Die Schneegesellschaft (Originaltitel La sociedad de la nieve, internationaler englischsprachiger Titel Society of the Snow) ist ein Survival-Thriller von J. A. Bayona. Es handelt sich bei dem Filmdrama um eine Filmbiografie über die überlebenden Mitglieder der Flugkatastrophe des Fluges 571 im Jahr 1972. Die Maschine sollte eine Rugby-Mannschaft aus Uruguay nach Chile bringen, stürzte jedoch über einem Gletscher in den Anden ab. Die Schneegesellschaft basiert auf dem Roman La sociedad de la nieve von Pablo Vierci, der ein Freund und Klassenkamerad von einigen der ums Leben gekommenen Passagiere des Fluges war. Der Film feierte im September 2023 bei den Internationalen Filmfestspielen in Venedig seine Premiere, kam im Dezember 2023 in die deutschen Kinos und wurde Anfang Januar 2024 in das Programm des Streaminganbieters Netflix aufgenommen. Die Schneegesellschaft erhielt zwei Oscar-Nominierungen unter anderem als bester Internationaler Film. Im Rahmen der Verleihung des spanischen Filmpreises Goya 2024 gewann der Film 12 Auszeichnungen, darunter als bester Film und für die beste Regie.

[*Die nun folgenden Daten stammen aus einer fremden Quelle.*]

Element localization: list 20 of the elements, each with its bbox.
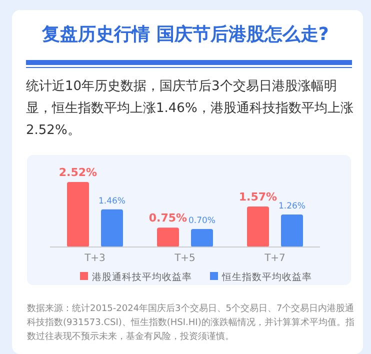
data-label: 1.26% [278, 202, 306, 212]
legend-label: 恒生指数平均收益率 [221, 271, 312, 283]
x-tick-label: T+3 [84, 253, 106, 264]
chart-title: 复盘历史行情 国庆节后港股怎么走? [40, 23, 330, 46]
bar [101, 209, 123, 247]
bar [281, 214, 303, 247]
bar [67, 182, 89, 247]
data-label: 1.57% [238, 190, 278, 204]
bar [191, 228, 213, 247]
data-label: 0.75% [148, 212, 188, 225]
chart-subtitle: 统计近10年历史数据，国庆节后3个交易日港股涨幅明显，恒生指数平均上涨1.46%，港股通科技指数平均上涨2.52%。 [26, 78, 354, 140]
bar [157, 228, 179, 247]
x-tick-label: T+7 [264, 253, 286, 264]
legend-label: 港股通科技平均收益率 [92, 271, 192, 283]
source-note: 数据来源：统计2015-2024年国庆后3个交易日、5个交易日、7个交易日内港股通科技指数(931573.CSI)、恒生指数(HSI.HI)的涨跌幅情况，并计算算术平均值。指数过往表现不预示未来，基金有风险，投资须谨慎。 [27, 302, 356, 344]
bar [247, 206, 269, 247]
data-label: 2.52% [58, 166, 98, 179]
data-label: 1.46% [98, 196, 126, 206]
x-tick-label: T+5 [174, 253, 196, 264]
data-label: 0.70% [188, 216, 216, 226]
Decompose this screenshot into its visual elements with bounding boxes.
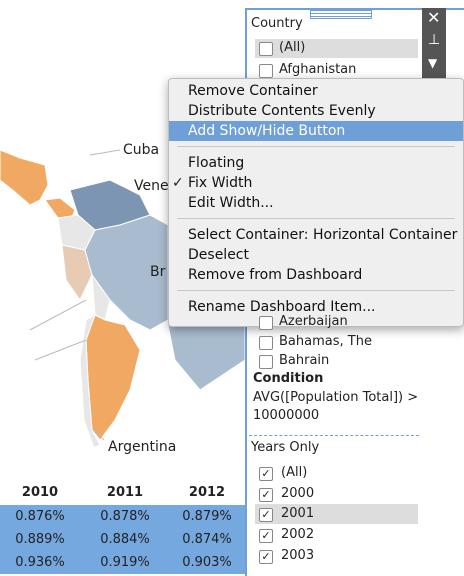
table-cell: 0.878% bbox=[100, 509, 150, 524]
condition-text: AVG([Population Total]) > bbox=[253, 390, 419, 405]
column-header: 2012 bbox=[188, 485, 226, 500]
context-menu: Remove Container Distribute Contents Even… bbox=[168, 78, 464, 327]
checkbox[interactable]: ✓ bbox=[259, 508, 273, 523]
filter-item[interactable]: Bahamas, The bbox=[279, 334, 372, 349]
row-highlight bbox=[255, 39, 418, 58]
filter-item[interactable]: 2003 bbox=[281, 547, 315, 563]
checkbox[interactable]: ✓ bbox=[259, 529, 273, 544]
table-cell: 0.876% bbox=[15, 509, 65, 524]
menu-item[interactable]: Edit Width... bbox=[188, 195, 274, 211]
filter-item[interactable]: 2000 bbox=[281, 485, 315, 501]
connector bbox=[34, 339, 87, 361]
map-region bbox=[85, 314, 141, 441]
filter-title: Country bbox=[251, 16, 303, 31]
filter-item[interactable]: 2001 bbox=[281, 506, 315, 522]
map-label: Cuba bbox=[123, 142, 160, 158]
condition-title: Condition bbox=[253, 371, 324, 386]
checkbox[interactable] bbox=[259, 355, 273, 369]
connector bbox=[89, 149, 121, 156]
table: 2010 2011 2012 0.876% 0.878% 0.879% 0.889% 0.88… bbox=[0, 478, 245, 574]
connector bbox=[29, 299, 87, 331]
checkbox[interactable] bbox=[259, 316, 273, 330]
map-label: Vene bbox=[134, 178, 169, 194]
checkbox[interactable]: ✓ bbox=[259, 549, 273, 564]
menu-item[interactable]: Remove Container bbox=[188, 83, 318, 99]
map-region bbox=[84, 214, 169, 331]
checkbox[interactable] bbox=[259, 42, 273, 56]
table-cell: 0.919% bbox=[100, 555, 150, 570]
map-label: Argentina bbox=[108, 439, 177, 455]
menu-item[interactable]: Deselect bbox=[188, 247, 249, 263]
pin-icon[interactable]: ⊥ bbox=[428, 32, 441, 48]
table-cell: 0.889% bbox=[15, 532, 65, 547]
menu-separator bbox=[177, 290, 455, 291]
menu-item[interactable]: Remove from Dashboard bbox=[188, 267, 363, 283]
checkbox[interactable]: ✓ bbox=[259, 487, 273, 502]
menu-item[interactable]: Distribute Contents Evenly bbox=[188, 103, 376, 119]
map-region bbox=[167, 324, 245, 391]
row-highlight bbox=[255, 504, 418, 525]
map-region bbox=[0, 149, 49, 206]
filter-item[interactable]: (All) bbox=[279, 40, 306, 55]
filter-title: Years Only bbox=[251, 440, 320, 455]
filter-item[interactable]: 2002 bbox=[281, 527, 315, 543]
map-region bbox=[79, 313, 101, 449]
menu-item[interactable]: Add Show/Hide Button bbox=[169, 121, 463, 141]
drag-handle[interactable] bbox=[310, 9, 372, 19]
checkbox[interactable] bbox=[259, 64, 273, 78]
menu-separator bbox=[177, 146, 455, 147]
menu-item[interactable]: Fix Width bbox=[188, 175, 253, 191]
map-label: Br bbox=[150, 264, 166, 280]
map-region bbox=[61, 244, 93, 301]
close-icon[interactable]: ✕ bbox=[427, 8, 441, 27]
dropdown-icon[interactable]: ▼ bbox=[428, 56, 438, 70]
filter-item[interactable]: Afghanistan bbox=[279, 62, 357, 77]
filter-item[interactable]: Azerbaijan bbox=[279, 314, 348, 329]
checkbox[interactable]: ✓ bbox=[259, 467, 273, 481]
condition-text: 10000000 bbox=[253, 408, 320, 423]
menu-item[interactable]: Rename Dashboard Item... bbox=[188, 299, 376, 315]
column-header: 2011 bbox=[106, 485, 144, 500]
map bbox=[0, 149, 245, 449]
check-icon: ✓ bbox=[172, 175, 184, 191]
connector bbox=[93, 429, 105, 441]
menu-item[interactable]: Select Container: Horizontal Container bbox=[188, 227, 458, 243]
table-cell: 0.884% bbox=[100, 532, 150, 547]
table-cell: 0.874% bbox=[182, 532, 232, 547]
menu-separator bbox=[177, 218, 455, 219]
checkbox[interactable] bbox=[259, 336, 273, 350]
filter-item[interactable]: Bahrain bbox=[279, 353, 330, 368]
menu-item[interactable]: Floating bbox=[188, 155, 245, 171]
table-body bbox=[0, 505, 245, 574]
column-header: 2010 bbox=[21, 485, 59, 500]
table-cell: 0.936% bbox=[15, 555, 65, 570]
filter-item[interactable]: (All) bbox=[281, 465, 308, 480]
table-cell: 0.903% bbox=[182, 555, 232, 570]
divider bbox=[249, 435, 419, 436]
table-cell: 0.879% bbox=[182, 509, 232, 524]
toolbar bbox=[422, 8, 446, 80]
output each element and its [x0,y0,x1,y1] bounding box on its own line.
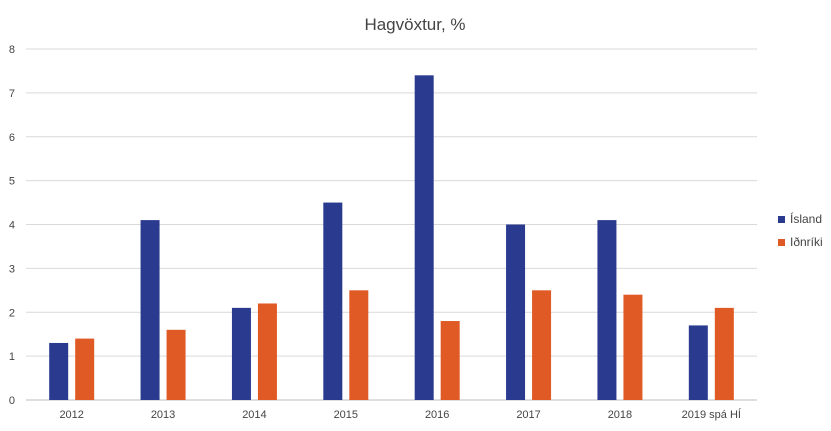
y-tick-label: 6 [9,132,15,144]
x-tick-label: 2012 [59,409,83,421]
y-tick-label: 7 [9,88,15,100]
x-tick-label: 2016 [425,409,449,421]
x-axis-ticks: 2012 2013 2014 2015 2016 2017 2018 2019 spá HÍ [59,408,741,421]
bar-island-4 [414,75,434,400]
legend-swatch [778,216,785,223]
x-tick-label: 2019 spá HÍ [682,408,742,421]
x-tick-label: 2018 [608,409,632,421]
bar-idnriki-1 [166,329,186,400]
y-tick-label: 1 [9,351,15,363]
bars [49,75,734,400]
bar-island-3 [323,202,343,400]
bar-island-7 [688,325,708,400]
x-tick-label: 2013 [151,409,175,421]
bar-idnriki-6 [623,294,643,400]
legend-label: Iðnríki [790,235,823,249]
x-tick-label: 2015 [334,409,358,421]
y-tick-label: 8 [9,44,15,56]
y-tick-label: 0 [9,395,15,407]
legend-swatch [778,239,785,246]
bar-idnriki-4 [440,321,460,400]
bar-idnriki-5 [532,290,552,400]
bar-island-0 [49,342,69,400]
x-tick-label: 2017 [516,409,540,421]
bar-idnriki-7 [714,307,734,400]
gridlines [26,48,757,401]
y-tick-label: 4 [9,220,15,232]
x-tick-label: 2014 [242,409,266,421]
bar-idnriki-0 [75,338,95,400]
bar-idnriki-3 [349,290,369,400]
bar-island-6 [597,220,617,400]
bar-island-2 [231,307,251,400]
legend-label: Ísland [790,211,822,226]
legend: Ísland Iðnríki [778,211,823,249]
y-tick-label: 2 [9,307,15,319]
y-tick-label: 5 [9,176,15,188]
y-tick-label: 3 [9,263,15,275]
bar-idnriki-2 [257,303,277,400]
bar-island-5 [506,224,526,400]
chart-title: Hagvöxtur, % [364,15,465,34]
y-axis-ticks: 0 1 2 3 4 5 6 7 8 [9,44,15,407]
bar-island-1 [140,220,160,400]
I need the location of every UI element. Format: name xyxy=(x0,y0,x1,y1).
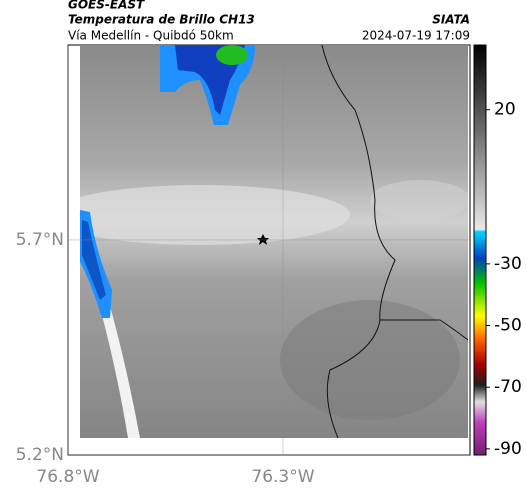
colorbar-label: -70 xyxy=(494,377,522,397)
colorbar-label: 20 xyxy=(494,100,516,120)
colorbar-label: -90 xyxy=(494,439,522,459)
subtitle: Vía Medellín - Quibdó 50km xyxy=(68,29,234,43)
x-tick-label: 76.3°W xyxy=(251,467,314,487)
source: GOES-EAST xyxy=(68,0,145,12)
colorbar xyxy=(473,44,487,456)
city-marker xyxy=(257,234,269,245)
agency: SIATA xyxy=(432,13,470,27)
colorbar-label: -30 xyxy=(494,254,522,274)
colorbar-label: -50 xyxy=(494,316,522,336)
x-tick-label: 76.8°W xyxy=(36,467,99,487)
y-tick-label: 5.2°N xyxy=(16,445,64,465)
timestamp: 2024-07-19 17:09 xyxy=(362,29,470,43)
y-tick-label: 5.7°N xyxy=(16,230,64,250)
satellite-image xyxy=(80,45,468,438)
title: Temperatura de Brillo CH13 xyxy=(68,13,255,27)
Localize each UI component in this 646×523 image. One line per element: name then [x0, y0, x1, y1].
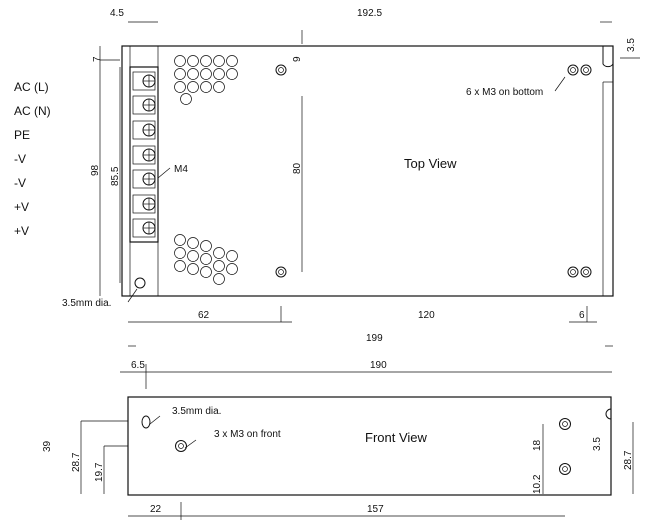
terminal-label: +V	[14, 224, 29, 238]
mount-hole-icon	[567, 64, 592, 76]
dim-bottom-120: 120	[418, 310, 435, 321]
terminal-label: -V	[14, 152, 26, 166]
mount-hole-3-5-icon	[134, 277, 146, 289]
terminal-label: -V	[14, 176, 26, 190]
terminal-screw-icon	[132, 120, 156, 140]
hole-3-5-icon	[141, 415, 151, 429]
dim-width-190: 190	[370, 360, 387, 371]
dim-right-10-2: 10.2	[532, 474, 543, 494]
mount-hole-icon	[559, 418, 571, 430]
terminal-screw-icon	[132, 218, 156, 238]
mount-hole-icon	[559, 463, 571, 475]
mount-hole-icon	[275, 64, 287, 76]
top-view-title: Top View	[404, 156, 457, 171]
dim-left-offset: 4.5	[110, 8, 124, 19]
terminal-label: AC (L)	[14, 80, 49, 94]
dim-height-terminals: 85.5	[110, 166, 121, 186]
dim-bottom-6: 6	[579, 310, 585, 321]
dim-left-6-5: 6.5	[131, 360, 145, 371]
mount-hole-icon	[567, 266, 592, 278]
dim-left-28-7: 28.7	[71, 452, 82, 472]
dim-right-28-7: 28.7	[623, 450, 634, 470]
mount-hole-icon	[275, 266, 287, 278]
dim-bottom-22: 22	[150, 504, 162, 515]
terminal-label: AC (N)	[14, 104, 51, 118]
terminal-screw-icon	[132, 95, 156, 115]
front-mount-note: 3 x M3 on front	[214, 429, 281, 440]
dim-right-3-5: 3.5	[592, 437, 603, 451]
top-view-case	[121, 45, 614, 297]
dim-upper-hole: 9	[292, 56, 303, 62]
dim-bottom-157: 157	[367, 504, 384, 515]
terminal-screw-icon	[132, 71, 156, 91]
mount-note: 6 x M3 on bottom	[466, 87, 543, 98]
dim-right-18: 18	[532, 439, 543, 451]
dim-bottom-62: 62	[198, 310, 210, 321]
vent-holes-bottom	[174, 234, 238, 285]
front-hole-note: 3.5mm dia.	[172, 406, 221, 417]
dim-height-39: 39	[42, 440, 53, 452]
front-view: Front View 3.5mm dia. 3 x M3 on front 6.…	[42, 360, 634, 520]
front-view-title: Front View	[365, 430, 428, 445]
top-view: AC (L) AC (N) PE -V -V +V +V Top View M4…	[14, 8, 640, 347]
terminal-screw-icon	[132, 194, 156, 214]
terminal-label: +V	[14, 200, 29, 214]
mount-hole-icon	[175, 440, 187, 452]
dim-hole-spacing: 80	[292, 162, 303, 174]
terminal-block	[129, 66, 159, 243]
terminal-screws	[132, 71, 156, 238]
dim-overall-width: 192.5	[357, 8, 382, 19]
terminal-label: PE	[14, 128, 30, 142]
terminal-screw-icon	[132, 145, 156, 165]
hole-note: 3.5mm dia.	[62, 298, 111, 309]
front-notch	[605, 408, 612, 420]
vent-holes-top	[174, 55, 238, 105]
dim-overall-199: 199	[366, 333, 383, 344]
terminal-screw-icon	[132, 169, 156, 189]
dim-right-hole: 3.5	[626, 38, 637, 52]
front-view-case	[127, 396, 612, 496]
terminal-screw-label: M4	[174, 164, 188, 175]
dim-top-gap: 7	[92, 56, 103, 62]
dim-height-total: 98	[90, 164, 101, 176]
corner-notch	[602, 46, 614, 68]
dim-left-19-7: 19.7	[94, 462, 105, 482]
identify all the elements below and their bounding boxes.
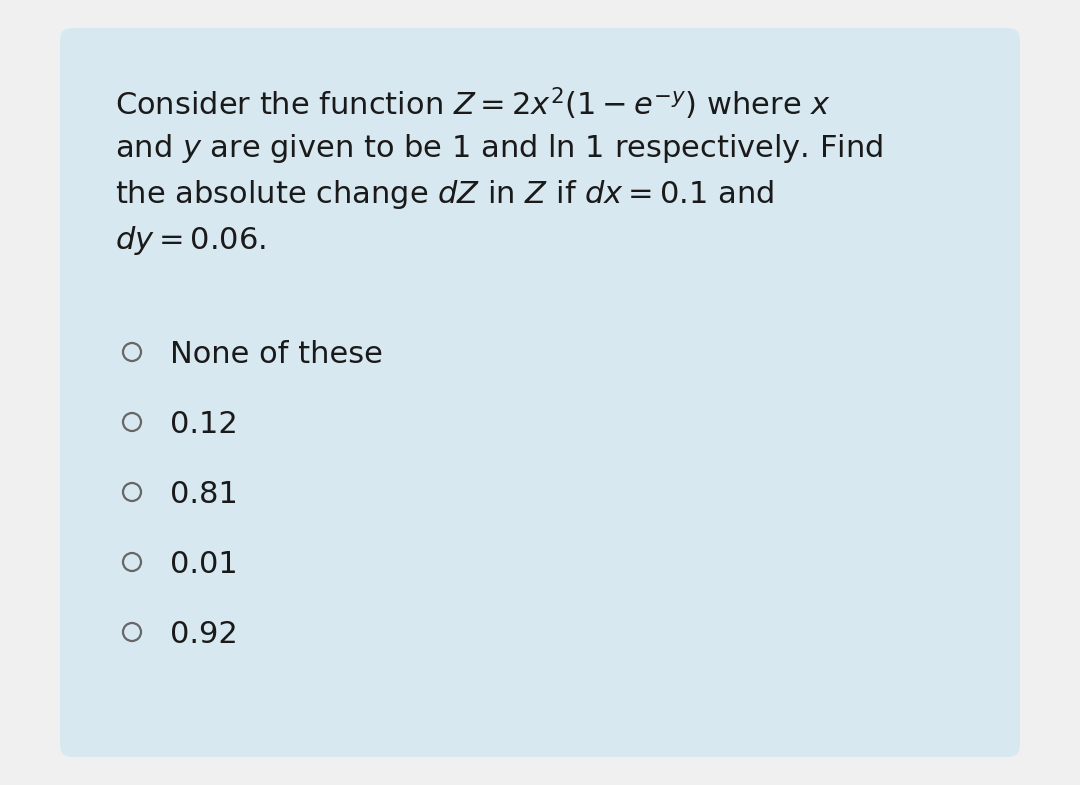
Text: 0.12: 0.12 — [170, 410, 238, 439]
Text: 0.81: 0.81 — [170, 480, 238, 509]
Text: $dy = 0.06$.: $dy = 0.06$. — [114, 224, 266, 257]
Text: None of these: None of these — [170, 340, 383, 369]
FancyBboxPatch shape — [60, 28, 1020, 757]
Text: 0.01: 0.01 — [170, 550, 238, 579]
Text: 0.92: 0.92 — [170, 620, 238, 649]
Text: and $y$ are given to be 1 and ln 1 respectively. Find: and $y$ are given to be 1 and ln 1 respe… — [114, 132, 883, 165]
Text: the absolute change $dZ$ in $Z$ if $dx = 0.1$ and: the absolute change $dZ$ in $Z$ if $dx =… — [114, 178, 774, 211]
Text: Consider the function $Z = 2x^2(1 - e^{-y})$ where $x$: Consider the function $Z = 2x^2(1 - e^{-… — [114, 86, 831, 122]
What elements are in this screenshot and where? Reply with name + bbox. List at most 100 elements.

Als die Mitglieder der uruguayischen Rugbymannschaft Old Christians im Jahr 1972 in Montevideo einen Flieger nach Chile besteigen, ist die Stimmung ausgelassen. Einige von ihnen verlassen Uruguay zum ersten Mal. Mitten in den Anden, im äußersten Westen Argentiniens, streift die Maschine des Fluges 571 jedoch einen Berg. Eine Tragfläche wird bei dieser Kollision abgetrennt und der Rumpf des Flugzeugs in zwei Teile gerissen. Die vordere Hälfte des Flugzeugs rutscht einen Gletscher hinunter. Als unmittelbare Folge des Absturzes sterben 12 der 45 Insassen, mehrere Überlebende erliegen ihren schweren Verletzungen in der ersten Nacht mit Temperaturen zwischen −30 °C und −40 °C, weitere sterben im weiteren Verlauf aufgrund mehrerer Lawinenabgänge.
Die Stelle, an der sie abgestürzt sind, ist für die Rettungsflugzeuge kaum einzusehen. In den Nachrichten, die sie mit einem Transistorradio hören, erfahren die Überlebenden nach acht Tagen, dass die Suche nach ihnen abgebrochen wurde. Sie stecken 72 Tage lang in den Anden fest. Fernando Parrado, von den anderen einfach Nando genannt, ist der Erste, der erklärt, dass er hier nicht verhungern will, und schlägt vor, die im Eis konservierten Leichen als Nahrungsquelle zu nutzen. Auch wenn es unter den teils sehr religiösen Überlebenden heftige Debatten darüber gibt, ob dies Sünde ist, beginnen sie nach und nach Nandos Beispiel zu folgen.
Erst das milde Frühlingswetter erlaubt es Nando und Roberto Canessa den zehn Tage dauernden Marsch nach Chile zu beginnen, um Hilfe zu holen. Es werden schließlich 16 Überlebende gerettet.[2]
Produktion
Literarische Vorlage und Filmstab
Der Film basiert auf dem Roman La sociedad de la nieve von Pablo Vierci, den er 36 Jahre nach dem Unglück schrieb.[3][4]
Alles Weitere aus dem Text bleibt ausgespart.